Ussama knows this firsthand. Born in Syria, his early years were marked by upheaval. He and his family spent nine years in Turkey before arriving in Canada. Along the way, he picked up Turkish, and then coming to Canada, built his English from scratch.

Now, as a recent graduate of Thomas A. Stewart Secondary School, he speaks three languages – Arabic, English, still some Turkish and bits of others he’s picked up along the way.

It was not easy. “In the beginning, it was hard to communicate,” he admits. “But I kept trying – asking questions, even when I didn’t fully understand the answers. That’s how you learn. You can’t be too shy. You have to try, even if you make mistakes.”

That resilience and determination helped him achieve a major milestone: graduating from high school after a journey that saw him leave school as a teenager to help support his family.

“In Turkey, I had to work. School felt over for me,” he recalls. “Coming to Canada gave me another chance.”

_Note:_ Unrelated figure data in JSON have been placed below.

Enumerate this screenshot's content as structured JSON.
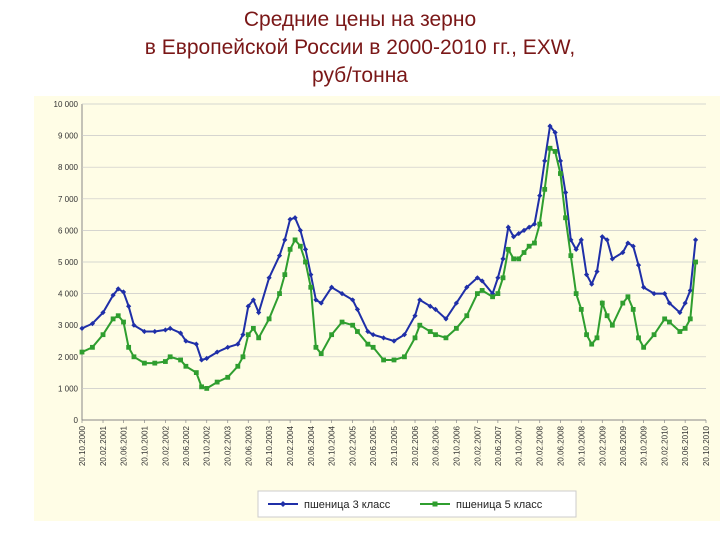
{
  "title_lines": [
    "Средние цены на зерно",
    "в Европейской России в 2000-2010 гг., EXW,",
    "руб/тонна"
  ],
  "chart_data": {
    "type": "line",
    "title": "Средние цены на зерно в Европейской России в 2000-2010 гг., EXW, руб/тонна",
    "ylim": [
      0,
      10000
    ],
    "y_ticks": [
      {
        "value": 0,
        "label": "0"
      },
      {
        "value": 1000,
        "label": "1 000"
      },
      {
        "value": 2000,
        "label": "2 000"
      },
      {
        "value": 3000,
        "label": "3 000"
      },
      {
        "value": 4000,
        "label": "4 000"
      },
      {
        "value": 5000,
        "label": "5 000"
      },
      {
        "value": 6000,
        "label": "6 000"
      },
      {
        "value": 7000,
        "label": "7 000"
      },
      {
        "value": 8000,
        "label": "8 000"
      },
      {
        "value": 9000,
        "label": "9 000"
      },
      {
        "value": 10000,
        "label": "10 000"
      }
    ],
    "x_tick_labels": [
      "20.10.2000",
      "20.02.2001",
      "20.06.2001",
      "20.10.2001",
      "20.02.2002",
      "20.06.2002",
      "20.10.2002",
      "20.02.2003",
      "20.06.2003",
      "20.10.2003",
      "20.02.2004",
      "20.06.2004",
      "20.10.2004",
      "20.02.2005",
      "20.06.2005",
      "20.10.2005",
      "20.02.2006",
      "20.06.2006",
      "20.10.2006",
      "20.02.2007",
      "20.06.2007",
      "20.10.2007",
      "20.02.2008",
      "20.06.2008",
      "20.10.2008",
      "20.02.2009",
      "20.06.2009",
      "20.10.2009",
      "20.02.2010",
      "20.06.2010",
      "20.10.2010"
    ],
    "grid": "horizontal",
    "legend_position": "bottom",
    "series": [
      {
        "name": "пшеница 3 класс",
        "color": "#1f2fa8",
        "marker": "diamond",
        "points": [
          [
            "20.10.2000",
            2900
          ],
          [
            "20.12.2000",
            3050
          ],
          [
            "20.02.2001",
            3400
          ],
          [
            "20.04.2001",
            3950
          ],
          [
            "20.05.2001",
            4150
          ],
          [
            "20.06.2001",
            4050
          ],
          [
            "20.07.2001",
            3600
          ],
          [
            "20.08.2001",
            3000
          ],
          [
            "20.10.2001",
            2800
          ],
          [
            "20.12.2001",
            2800
          ],
          [
            "20.02.2002",
            2850
          ],
          [
            "20.03.2002",
            2900
          ],
          [
            "20.05.2002",
            2750
          ],
          [
            "20.06.2002",
            2500
          ],
          [
            "20.08.2002",
            2400
          ],
          [
            "20.09.2002",
            1900
          ],
          [
            "20.10.2002",
            1950
          ],
          [
            "20.12.2002",
            2150
          ],
          [
            "20.02.2003",
            2300
          ],
          [
            "20.04.2003",
            2400
          ],
          [
            "20.05.2003",
            2700
          ],
          [
            "20.06.2003",
            3600
          ],
          [
            "20.07.2003",
            3800
          ],
          [
            "20.08.2003",
            3400
          ],
          [
            "20.10.2003",
            4500
          ],
          [
            "20.12.2003",
            5200
          ],
          [
            "20.01.2004",
            5700
          ],
          [
            "20.02.2004",
            6350
          ],
          [
            "20.03.2004",
            6400
          ],
          [
            "20.04.2004",
            6000
          ],
          [
            "20.05.2004",
            5400
          ],
          [
            "20.06.2004",
            4600
          ],
          [
            "20.07.2004",
            3800
          ],
          [
            "20.08.2004",
            3700
          ],
          [
            "20.10.2004",
            4200
          ],
          [
            "20.12.2004",
            4000
          ],
          [
            "20.02.2005",
            3800
          ],
          [
            "20.03.2005",
            3500
          ],
          [
            "20.05.2005",
            2800
          ],
          [
            "20.06.2005",
            2700
          ],
          [
            "20.08.2005",
            2600
          ],
          [
            "20.10.2005",
            2500
          ],
          [
            "20.12.2005",
            2700
          ],
          [
            "20.02.2006",
            3300
          ],
          [
            "20.03.2006",
            3800
          ],
          [
            "20.05.2006",
            3600
          ],
          [
            "20.06.2006",
            3500
          ],
          [
            "20.08.2006",
            3200
          ],
          [
            "20.10.2006",
            3700
          ],
          [
            "20.12.2006",
            4200
          ],
          [
            "20.02.2007",
            4500
          ],
          [
            "20.03.2007",
            4400
          ],
          [
            "20.05.2007",
            4000
          ],
          [
            "20.06.2007",
            4500
          ],
          [
            "20.07.2007",
            5100
          ],
          [
            "20.08.2007",
            6100
          ],
          [
            "20.09.2007",
            5800
          ],
          [
            "20.10.2007",
            5900
          ],
          [
            "20.11.2007",
            6000
          ],
          [
            "20.12.2007",
            6100
          ],
          [
            "20.01.2008",
            6200
          ],
          [
            "20.02.2008",
            7100
          ],
          [
            "20.03.2008",
            8200
          ],
          [
            "20.04.2008",
            9300
          ],
          [
            "20.05.2008",
            9100
          ],
          [
            "20.06.2008",
            8200
          ],
          [
            "20.07.2008",
            7200
          ],
          [
            "20.08.2008",
            5700
          ],
          [
            "20.09.2008",
            5400
          ],
          [
            "20.10.2008",
            5700
          ],
          [
            "20.11.2008",
            4600
          ],
          [
            "20.12.2008",
            4300
          ],
          [
            "20.01.2009",
            4700
          ],
          [
            "20.02.2009",
            5800
          ],
          [
            "20.03.2009",
            5700
          ],
          [
            "20.04.2009",
            5100
          ],
          [
            "20.06.2009",
            5300
          ],
          [
            "20.07.2009",
            5600
          ],
          [
            "20.08.2009",
            5500
          ],
          [
            "20.09.2009",
            4900
          ],
          [
            "20.10.2009",
            4200
          ],
          [
            "20.12.2009",
            4000
          ],
          [
            "20.02.2010",
            4000
          ],
          [
            "20.03.2010",
            3700
          ],
          [
            "20.05.2010",
            3400
          ],
          [
            "20.06.2010",
            3700
          ],
          [
            "20.07.2010",
            4100
          ],
          [
            "20.08.2010",
            5700
          ]
        ]
      },
      {
        "name": "пшеница 5 класс",
        "color": "#2f9e2f",
        "marker": "square",
        "points": [
          [
            "20.10.2000",
            2150
          ],
          [
            "20.12.2000",
            2300
          ],
          [
            "20.02.2001",
            2700
          ],
          [
            "20.04.2001",
            3200
          ],
          [
            "20.05.2001",
            3300
          ],
          [
            "20.06.2001",
            3100
          ],
          [
            "20.07.2001",
            2300
          ],
          [
            "20.08.2001",
            2000
          ],
          [
            "20.10.2001",
            1800
          ],
          [
            "20.12.2001",
            1800
          ],
          [
            "20.02.2002",
            1850
          ],
          [
            "20.03.2002",
            2000
          ],
          [
            "20.05.2002",
            1900
          ],
          [
            "20.06.2002",
            1700
          ],
          [
            "20.08.2002",
            1500
          ],
          [
            "20.09.2002",
            1050
          ],
          [
            "20.10.2002",
            1000
          ],
          [
            "20.12.2002",
            1200
          ],
          [
            "20.02.2003",
            1350
          ],
          [
            "20.04.2003",
            1700
          ],
          [
            "20.05.2003",
            2000
          ],
          [
            "20.06.2003",
            2700
          ],
          [
            "20.07.2003",
            2900
          ],
          [
            "20.08.2003",
            2600
          ],
          [
            "20.10.2003",
            3200
          ],
          [
            "20.12.2003",
            4000
          ],
          [
            "20.01.2004",
            4600
          ],
          [
            "20.02.2004",
            5400
          ],
          [
            "20.03.2004",
            5700
          ],
          [
            "20.04.2004",
            5500
          ],
          [
            "20.05.2004",
            5000
          ],
          [
            "20.06.2004",
            4200
          ],
          [
            "20.07.2004",
            2300
          ],
          [
            "20.08.2004",
            2100
          ],
          [
            "20.10.2004",
            2700
          ],
          [
            "20.12.2004",
            3100
          ],
          [
            "20.02.2005",
            3000
          ],
          [
            "20.03.2005",
            2800
          ],
          [
            "20.05.2005",
            2400
          ],
          [
            "20.06.2005",
            2300
          ],
          [
            "20.08.2005",
            1900
          ],
          [
            "20.10.2005",
            1900
          ],
          [
            "20.12.2005",
            2000
          ],
          [
            "20.02.2006",
            2600
          ],
          [
            "20.03.2006",
            3000
          ],
          [
            "20.05.2006",
            2800
          ],
          [
            "20.06.2006",
            2700
          ],
          [
            "20.08.2006",
            2600
          ],
          [
            "20.10.2006",
            2900
          ],
          [
            "20.12.2006",
            3300
          ],
          [
            "20.02.2007",
            4000
          ],
          [
            "20.03.2007",
            4100
          ],
          [
            "20.05.2007",
            3900
          ],
          [
            "20.06.2007",
            4000
          ],
          [
            "20.07.2007",
            4500
          ],
          [
            "20.08.2007",
            5400
          ],
          [
            "20.09.2007",
            5100
          ],
          [
            "20.10.2007",
            5100
          ],
          [
            "20.11.2007",
            5300
          ],
          [
            "20.12.2007",
            5500
          ],
          [
            "20.01.2008",
            5600
          ],
          [
            "20.02.2008",
            6200
          ],
          [
            "20.03.2008",
            7300
          ],
          [
            "20.04.2008",
            8600
          ],
          [
            "20.05.2008",
            8500
          ],
          [
            "20.06.2008",
            7800
          ],
          [
            "20.07.2008",
            6400
          ],
          [
            "20.08.2008",
            5200
          ],
          [
            "20.09.2008",
            4000
          ],
          [
            "20.10.2008",
            3500
          ],
          [
            "20.11.2008",
            2700
          ],
          [
            "20.12.2008",
            2400
          ],
          [
            "20.01.2009",
            2600
          ],
          [
            "20.02.2009",
            3700
          ],
          [
            "20.03.2009",
            3300
          ],
          [
            "20.04.2009",
            3000
          ],
          [
            "20.06.2009",
            3700
          ],
          [
            "20.07.2009",
            3900
          ],
          [
            "20.08.2009",
            3500
          ],
          [
            "20.09.2009",
            2600
          ],
          [
            "20.10.2009",
            2300
          ],
          [
            "20.12.2009",
            2700
          ],
          [
            "20.02.2010",
            3200
          ],
          [
            "20.03.2010",
            3100
          ],
          [
            "20.05.2010",
            2800
          ],
          [
            "20.06.2010",
            2900
          ],
          [
            "20.07.2010",
            3200
          ],
          [
            "20.08.2010",
            5000
          ]
        ]
      }
    ]
  }
}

It’s that same persistence that earned him the Ferne Cristall English Language Learner Award, a scholarship for an English Language Learner graduating from the Kawartha Pine Ridge District School Board. This fund was created by colleagues and community members upon the retirement of Ferne Cristall, a beloved ELL teacher who passed away this year.

Ferne was known for her tireless advocacy – securing program funding, helping students navigate everything from exams to university applications, and supporting families with everything from translators to community events. Her classroom was more than a place to learn English; it was a refuge, and a place to belong.

Ussama didn’t know much about the award when he first received it. “At first, I just thought, anyone can get this,” he says. “But then someone told me about Ferne, about her story, how she helped so many people. I felt proud. I understood the meaning – this scholarship keeps her name alive. It keeps her story alive.”

Being the first recipient since Ferne’s passing adds an extra layer of significance. “It feels like an honour,” Ussama says, “It makes me want to keep working hard. It’s like I’m carrying her story forward.”

Ussama has big plans for the future. He is exploring healthcare programs, with hopes of becoming a paramedic, work that reflects his instinct to help others. “There were times in my life when I did not get enough help,” he says. “Now I want to be someone who gives that help to people who really need it.”

When asked what advice he would give other new English learners, he does not hesitate: “Don’t be too shy. You’ll make mistakes – everyone does. But you have to talk. That’s how you learn. Step by step, it gets easier.”

For Ussama, language isn’t just words. It is possibility. It is connection. It is being able to tell your story and learn others. And with this award, it is also Ferne’s story – one that Ussama is proud to carry forward.